O androgénio mais importante, é a testosterona, produzido a nível testicular (cerca de 95%); os ovários e as glândulas supra-renais produzem quantidades baixas de testosterona e de outros androgénios fracos (sobretudo DHEA); contudo, até estes podem se transformar em compostos mais potentes. No entanto, para atuarem, é necessário que o órgão alvo tenha recetores adequados3. Alguns investigadores acreditam que a massa muscular aumenta mais na região superior do corpo (tórax, pescoço, ombros e braços), devido a maior concentração de recetores androgénicos nestas zonas.
Posologias/esquemas de consumo
A maioria consome estes produtos por períodos de tempo pré-definidos, designados por ciclos, que variam entre 8 a 1611 ou 4 a 18 semanas6, intercalados por períodos de meses a anos sem consumo.

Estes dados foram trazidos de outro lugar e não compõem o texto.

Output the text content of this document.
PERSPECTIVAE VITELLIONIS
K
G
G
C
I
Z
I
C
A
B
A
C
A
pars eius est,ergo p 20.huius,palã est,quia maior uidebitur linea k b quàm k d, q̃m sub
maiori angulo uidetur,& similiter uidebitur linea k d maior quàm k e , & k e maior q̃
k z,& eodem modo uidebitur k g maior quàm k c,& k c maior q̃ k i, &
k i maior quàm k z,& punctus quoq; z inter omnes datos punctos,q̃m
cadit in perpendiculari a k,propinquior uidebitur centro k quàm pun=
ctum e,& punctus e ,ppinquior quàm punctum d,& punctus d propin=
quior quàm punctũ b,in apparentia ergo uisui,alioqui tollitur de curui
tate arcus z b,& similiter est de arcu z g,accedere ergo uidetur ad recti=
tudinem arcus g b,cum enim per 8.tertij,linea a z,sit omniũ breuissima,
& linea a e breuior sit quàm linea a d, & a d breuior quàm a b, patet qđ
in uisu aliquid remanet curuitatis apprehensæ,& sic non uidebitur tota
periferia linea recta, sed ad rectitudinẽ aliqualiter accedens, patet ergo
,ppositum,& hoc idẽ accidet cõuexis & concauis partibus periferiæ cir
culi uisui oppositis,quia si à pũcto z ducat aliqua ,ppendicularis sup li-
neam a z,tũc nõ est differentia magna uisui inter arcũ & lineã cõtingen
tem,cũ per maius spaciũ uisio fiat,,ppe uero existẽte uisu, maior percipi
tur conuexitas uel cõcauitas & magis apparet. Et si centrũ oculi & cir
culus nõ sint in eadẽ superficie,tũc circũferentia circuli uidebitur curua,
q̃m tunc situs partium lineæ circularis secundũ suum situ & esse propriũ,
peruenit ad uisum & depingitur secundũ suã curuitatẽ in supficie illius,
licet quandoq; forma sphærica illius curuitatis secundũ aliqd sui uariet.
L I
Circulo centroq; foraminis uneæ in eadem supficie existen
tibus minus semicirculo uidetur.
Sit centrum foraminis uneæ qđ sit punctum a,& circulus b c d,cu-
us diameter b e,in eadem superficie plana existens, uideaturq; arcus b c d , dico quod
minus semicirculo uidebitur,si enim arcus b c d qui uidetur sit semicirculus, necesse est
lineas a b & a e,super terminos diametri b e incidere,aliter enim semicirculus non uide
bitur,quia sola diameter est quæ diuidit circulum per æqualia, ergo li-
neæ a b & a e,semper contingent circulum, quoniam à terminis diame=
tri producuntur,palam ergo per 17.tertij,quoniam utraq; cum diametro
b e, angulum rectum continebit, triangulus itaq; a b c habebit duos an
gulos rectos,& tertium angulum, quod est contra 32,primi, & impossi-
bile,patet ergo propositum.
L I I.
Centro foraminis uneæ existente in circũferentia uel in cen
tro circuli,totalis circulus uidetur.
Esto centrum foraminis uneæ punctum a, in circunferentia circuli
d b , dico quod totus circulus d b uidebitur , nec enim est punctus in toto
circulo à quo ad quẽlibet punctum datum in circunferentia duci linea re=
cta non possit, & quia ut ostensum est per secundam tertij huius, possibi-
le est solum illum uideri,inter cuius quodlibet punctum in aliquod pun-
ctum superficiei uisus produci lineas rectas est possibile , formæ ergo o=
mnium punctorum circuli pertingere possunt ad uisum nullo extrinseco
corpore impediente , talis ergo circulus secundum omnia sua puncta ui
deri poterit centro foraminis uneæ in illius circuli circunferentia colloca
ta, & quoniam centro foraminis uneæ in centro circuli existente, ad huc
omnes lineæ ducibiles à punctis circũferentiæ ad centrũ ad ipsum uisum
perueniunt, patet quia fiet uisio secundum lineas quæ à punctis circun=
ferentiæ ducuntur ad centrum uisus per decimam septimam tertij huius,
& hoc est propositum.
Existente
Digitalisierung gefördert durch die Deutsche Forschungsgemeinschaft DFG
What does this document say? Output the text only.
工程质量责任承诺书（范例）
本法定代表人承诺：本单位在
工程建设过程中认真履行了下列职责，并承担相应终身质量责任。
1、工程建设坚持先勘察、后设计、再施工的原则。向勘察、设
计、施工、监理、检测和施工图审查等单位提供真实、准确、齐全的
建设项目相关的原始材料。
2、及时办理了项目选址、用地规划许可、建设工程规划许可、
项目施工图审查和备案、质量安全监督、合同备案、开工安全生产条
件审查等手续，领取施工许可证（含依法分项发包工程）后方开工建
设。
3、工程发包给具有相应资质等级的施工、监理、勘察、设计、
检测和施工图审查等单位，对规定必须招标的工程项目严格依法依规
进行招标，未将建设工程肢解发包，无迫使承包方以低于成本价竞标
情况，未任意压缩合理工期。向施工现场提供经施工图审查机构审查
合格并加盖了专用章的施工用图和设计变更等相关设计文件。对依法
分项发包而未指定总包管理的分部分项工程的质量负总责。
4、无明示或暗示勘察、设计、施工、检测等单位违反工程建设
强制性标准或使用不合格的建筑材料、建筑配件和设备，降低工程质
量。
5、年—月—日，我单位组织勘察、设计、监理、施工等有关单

Os ciclos serão em “pirâmide” quando a dose aumenta e diminui progressivamente, para potenciar os resultados e diminuir os efeitos secundários, tolerância e/ou “abstinência”6,11. As pausas atrás mencionadas poderão conseguir atenuar as alterações no eixo hipotálamo-hipófise, que controla a produção endógena (do próprio organismo) de testosterona11,13. O consumo simultâneo de várias substâncias pretende maximizar resultados e minimizar os efeitos indesejáveis4. Após a interrupção do consumo (sobretudo se o indivíduo parar também de treinar), as alterações na composição corporal regridem, até voltarem ao estado inicial, ao longo de alguns meses8; daí a periodicidade dos ciclos.
Muitos atletas apenas consomem durante a fase de treino e não durante as competições, caso exista a possibilidade de controlo antidoping8.

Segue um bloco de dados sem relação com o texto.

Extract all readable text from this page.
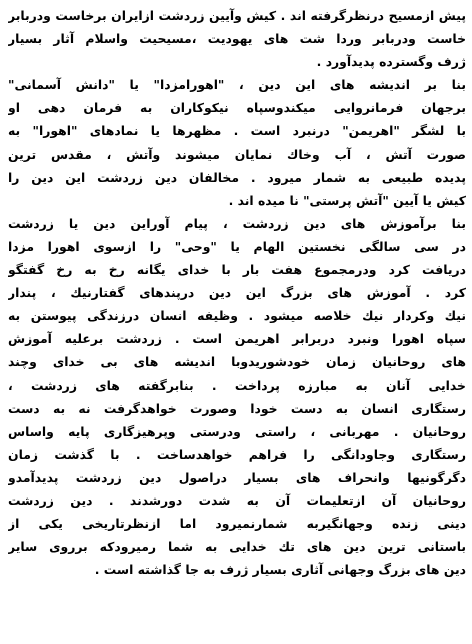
پيش ازمسيح درنظرگرفته اند . كيش وآيين زردشت ازايران برخاست ودربابر
خاست ودربابر وردا شت هاى يهوديت ،مسيحيت واسلام آثار بسيار
ژرف وگسترده پديدآورد .
بنا بر انديشه هاى اين دين ، "اهورامزدا" يا "دانش آسمانى"
برجهان فرمانروايى ميكندوسپاه نيكوكاران به فرمان دهى او
با لشگر "اهريمن" درنبرد است . مظهرها يا نمادهاى "اهورا" به
صورت آتش ، آب وخاك نمايان ميشوند وآتش ، مقدس ترين
پديده طبيعى به شمار ميرود . مخالفان دين زردشت اين دين را
كيش يا آيين "آتش پرستى" نا ميده اند .
بنا برآموزش هاى دين زردشت ، پيام آوراين دين يا زردشت
در سى سالگى نخستين الهام يا "وحى" را ازسوى اهورا مزدا
دريافت كرد ودرمجموع هفت بار با خداى يگانه رخ به رخ گفتگو
كرد . آموزش هاى بزرگ اين دين درپندهاى گفتارنيك ، پندار
نيك وكردار نيك خلاصه ميشود . وظيفه انسان درزندگى پيوستن به
سپاه اهورا ونبرد دربرابر اهريمن است . زردشت برعليه آموزش
هاى روحانيان زمان خودشوريدوبا انديشه هاى بى خداى وچند
خدايى آنان به مبارزه پرداخت . بنابرگفته هاى زردشت ،
رستگارى انسان به دست خودا وصورت خواهدگرفت نه به دست
روحانيان . مهربانى ، راستى ودرستى وپرهيزگارى پايه واساس
رستگارى وجاودانگى را فراهم خواهدساخت . با گذشت زمان
دگرگونيها وانحراف هاى بسيار دراصول دين زردشت پديدآمدو
روحانيان آن ازتعليمات آن به شدت دورشدند . دين زردشت
دينى زنده وجهانگيربه شمارنميرود اما ازنظرتاريخى يكى از
باستانى ترين دين هاى تك خدايى به شما رميرودكه برروى ساير
دين هاى بزرگ وجهانى آثارى بسيار ژرف به جا گذاشته است .
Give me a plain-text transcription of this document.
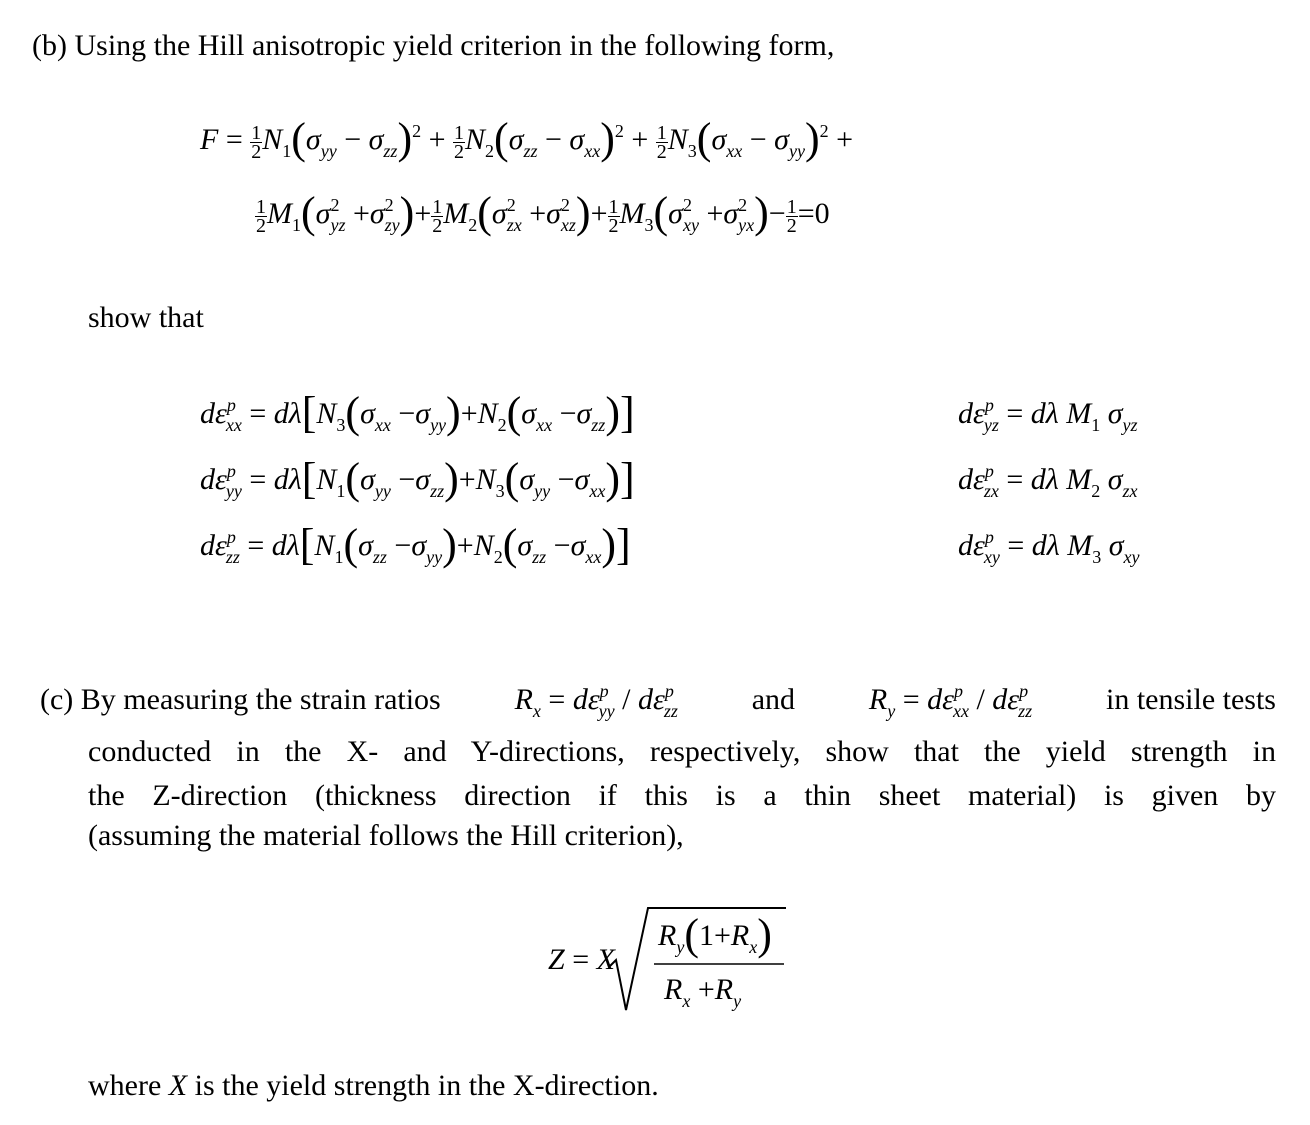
(b) Using the Hill anisotropic yield criterion in the following form,
$F = \frac{1}{2} N_1(\sigma_{yy} - \sigma_{zz})^2 + \frac{1}{2} N_2(\sigma_{zz} - \sigma_{xx})^2 + \frac{1}{2} N_3(\sigma_{xx} - \sigma_{yy})^2$ +
$\frac{1}{2} M_1(\sigma^2_{yz} +\sigma^2_{zy})+ \frac{1}{2} M_2(\sigma^2_{zx} +\sigma^2_{xz})+ \frac{1}{2} M_3(\sigma^2_{xy} +\sigma^2_{yx})- \frac{1}{2} =0$
show that
$d\varepsilon^p_{xx} = d\lambda[N_3(\sigma_{xx} -\sigma_{yy})+N_2(\sigma_{xx} -\sigma_{zz})]$
$d\varepsilon^p_{yy} = d\lambda[N_1(\sigma_{yy} -\sigma_{zz})+N_3(\sigma_{yy} -\sigma_{xx})]$
$d\varepsilon^p_{zz} = d\lambda[N_1(\sigma_{zz} -\sigma_{yy})+N_2(\sigma_{zz} -\sigma_{xx})]$
$d\varepsilon^p_{yz} = d\lambda$ $M_1$ $\sigma_{yz}$
$d\varepsilon^p_{zx} = d\lambda$ $M_2$ $\sigma_{zx}$
$d\varepsilon^p_{xy} = d\lambda$ $M_3$ $\sigma_{xy}$
(c) By measuring the strain ratios $R_x = d\varepsilon^p_{yy} / d\varepsilon^p_{zz}$ and $R_y = d\varepsilon^p_{xx} / d\varepsilon^p_{zz}$ in tensile tests
conducted in the X- and Y-directions, respectively, show that the yield strength in
the Z-direction (thickness direction if this is a thin sheet material) is given by
(assuming the material follows the Hill criterion),
Z = X
$R_y(1+R_x)$
$R_x +R_y$
where X is the yield strength in the X-direction.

A maioria obtém informações através de colegas ou pela internet9. Em cerca de metade dos casos o produto é proveniente do mercado negro; aliás, alguns são de uso veterinário, ou seja, com uma produção com controlo de qualidade muito menos rigoroso3,9.
Consumos indiretos
Alguns dos suplementos nutricionais orais (cerca de 12,5%, num estudo)16 utilizados no halterofilismo/culturismo contêm anabolizantes, ainda que não descritos oficialmente3,4,16,17.